The Infrastructure Fund – the ex-Hastings Funds Management vehicle that is today managed by Macquarie Asset Management – has seen multiple LPs put in redemption requests that amount to more than 50 percent of the fund’s total assets under management, according to several sources with knowledge of the situation.
Infrastructure Investor understands that Australian Retirement Trust, Cbus Super and Hostplus have put in redemption requests, with ART’s request recently tipping the queue over the threshold of more than 50 percent of the vehicle’s assets.
Spokespeople for MAM, ART and Cbus Super declined to comment. Hostplus did not respond to a request for comment prior to publication.
It is the fund’s exposure to Australian airports and its stake in the Port of Newcastle that are the primary reason behind the redemption requests. Sources close to two of the funds in question said they had sufficient exposure to Australian airports through other investments and so did not need further exposure through TIF.
This has partly been caused by a spate of mergers in the superannuation sector. Around 70 percent of TIF’s unitholders are Australian superfunds, with a large majority of those undergoing at least one merger in the past five years. This has led many to seek to rebalance portfolios and reduce duplicate exposures to assets that they may have picked up as a result of a merger, as well as due to funds having different weightings in their asset allocations to certain types of assets, particularly transport.
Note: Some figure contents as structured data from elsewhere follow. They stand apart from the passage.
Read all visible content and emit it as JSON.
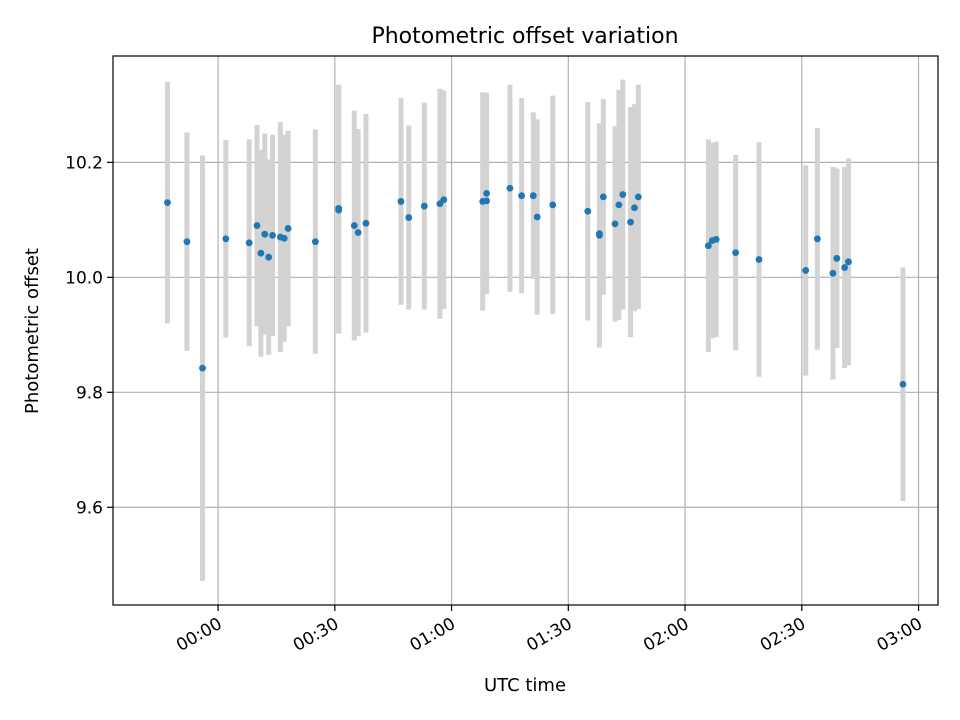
{
  "chart_data": {
    "type": "scatter",
    "title": "Photometric offset variation",
    "xlabel": "UTC time",
    "ylabel": "Photometric offset",
    "grid": true,
    "x_format": "HH:MM",
    "xlim": [
      "23:33",
      "03:05"
    ],
    "ylim": [
      9.43,
      10.385
    ],
    "x_ticks": [
      "00:00",
      "00:30",
      "01:00",
      "01:30",
      "02:00",
      "02:30",
      "03:00"
    ],
    "y_ticks": [
      9.6,
      9.8,
      10.0,
      10.2
    ],
    "y_tick_labels": [
      "9.6",
      "9.8",
      "10.0",
      "10.2"
    ],
    "colors": {
      "marker": "#1f77b4",
      "errorbar": "#d3d3d3"
    },
    "series": [
      {
        "x": [
          "23:47",
          "23:52",
          "23:56",
          "00:02",
          "00:08",
          "00:10",
          "00:11",
          "00:12",
          "00:13",
          "00:14",
          "00:16",
          "00:17",
          "00:18",
          "00:25",
          "00:31",
          "00:31",
          "00:35",
          "00:36",
          "00:38",
          "00:47",
          "00:49",
          "00:53",
          "00:57",
          "00:58",
          "01:08",
          "01:09",
          "01:09",
          "01:15",
          "01:18",
          "01:21",
          "01:22",
          "01:26",
          "01:35",
          "01:38",
          "01:38",
          "01:39",
          "01:42",
          "01:43",
          "01:44",
          "01:46",
          "01:47",
          "01:48",
          "02:06",
          "02:07",
          "02:08",
          "02:13",
          "02:19",
          "02:31",
          "02:34",
          "02:38",
          "02:39",
          "02:39",
          "02:41",
          "02:42",
          "02:56"
        ],
        "y": [
          10.13,
          10.062,
          9.842,
          10.067,
          10.06,
          10.09,
          10.042,
          10.075,
          10.035,
          10.073,
          10.07,
          10.068,
          10.085,
          10.062,
          10.12,
          10.117,
          10.09,
          10.078,
          10.094,
          10.132,
          10.104,
          10.124,
          10.128,
          10.135,
          10.132,
          10.146,
          10.133,
          10.155,
          10.142,
          10.142,
          10.105,
          10.126,
          10.115,
          10.073,
          10.076,
          10.14,
          10.093,
          10.126,
          10.144,
          10.096,
          10.121,
          10.14,
          10.055,
          10.064,
          10.066,
          10.043,
          10.031,
          10.012,
          10.067,
          10.007,
          10.033,
          10.033,
          10.017,
          10.027,
          9.814
        ],
        "yerr": [
          0.21,
          0.19,
          0.37,
          0.172,
          0.18,
          0.175,
          0.18,
          0.175,
          0.17,
          0.175,
          0.2,
          0.18,
          0.17,
          0.195,
          0.215,
          0.215,
          0.2,
          0.18,
          0.19,
          0.18,
          0.16,
          0.18,
          0.2,
          0.19,
          0.19,
          0.175,
          0.16,
          0.18,
          0.17,
          0.145,
          0.17,
          0.19,
          0.19,
          0.195,
          0.165,
          0.17,
          0.17,
          0.2,
          0.2,
          0.2,
          0.18,
          0.195,
          0.185,
          0.17,
          0.17,
          0.17,
          0.204,
          0.183,
          0.193,
          0.185,
          0.156,
          0.156,
          0.175,
          0.18,
          0.203
        ]
      }
    ]
  }
}
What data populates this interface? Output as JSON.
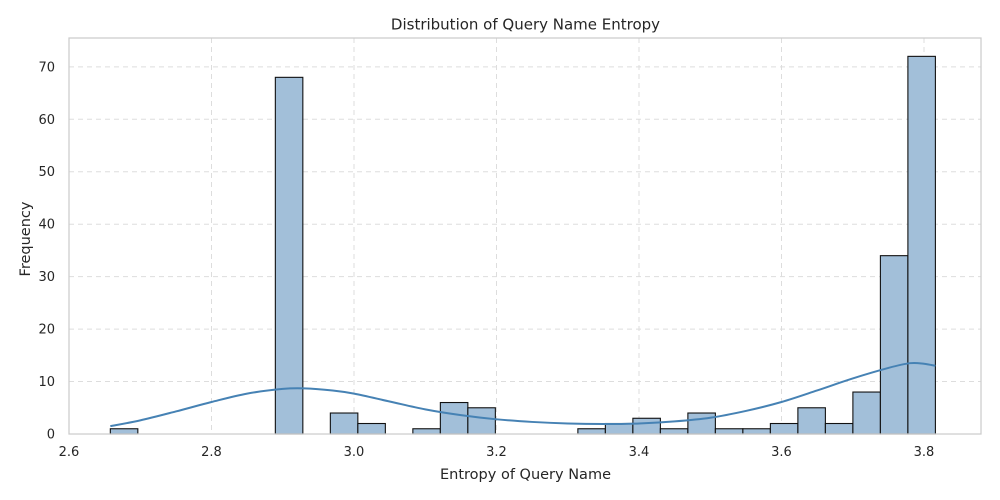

In addition, Port of Newcastle is one of Australia’s primary coal export terminals and funds have said they no longer wished to have exposure to that type of asset because of ESG concerns. TIF owns a 50 percent stake in the port.
At least one fund is also understood to have made its redemption request after seeing the redemption queue grow in size, feeling they were left with little option but to seek a return of their own capital with so much other capital set to exit.
A source with knowledge of TIF said its investment returns have been strong in recent years, generating a net IRR of 9.6 percent over the past three years. This includes a net IRR of 10.4 percent for FY 2023, 12.9 percent for FY 2022, and a yield of around 4 percent in FY23.
Infrastructure Investor understands that MAM is actively pursuing several options to provide liquidity for redeeming unitholders. A source pointed to previous asset sales – including stakes in UK rolling stock company Porterbook, Royal Adelaide Hospital PPP consortium Celsus and Sydney Desalination Plant – as evidence that the firm could meet unitholder requirements, as these sales had generated a premium of around 20 percent to net asset value, on average.
A stake in one of TIF’s remaining assets, Queensland Airports Limited – which owns airports at Gold Coast, Townsville, Mount Isa and Longreach – is currently on the market.
TIF was established in 1998 with an investment in Gold Coast Airport before its management was taken over by the now-defunct Hastings Funds Management in 2000. The fund grew to include stakes in Perth Airport, Royal Adelaide Hospital PPP, Porterbook, Sydney Desalination Plant, the land titles registry of New South Wales, and the Port of Newcastle.
MAM assumed management of the fund in 2018 following Hastings’ demise. TIF now has a little over A$2 billion ($1.3 billion; €1.2 billion) in assets under management.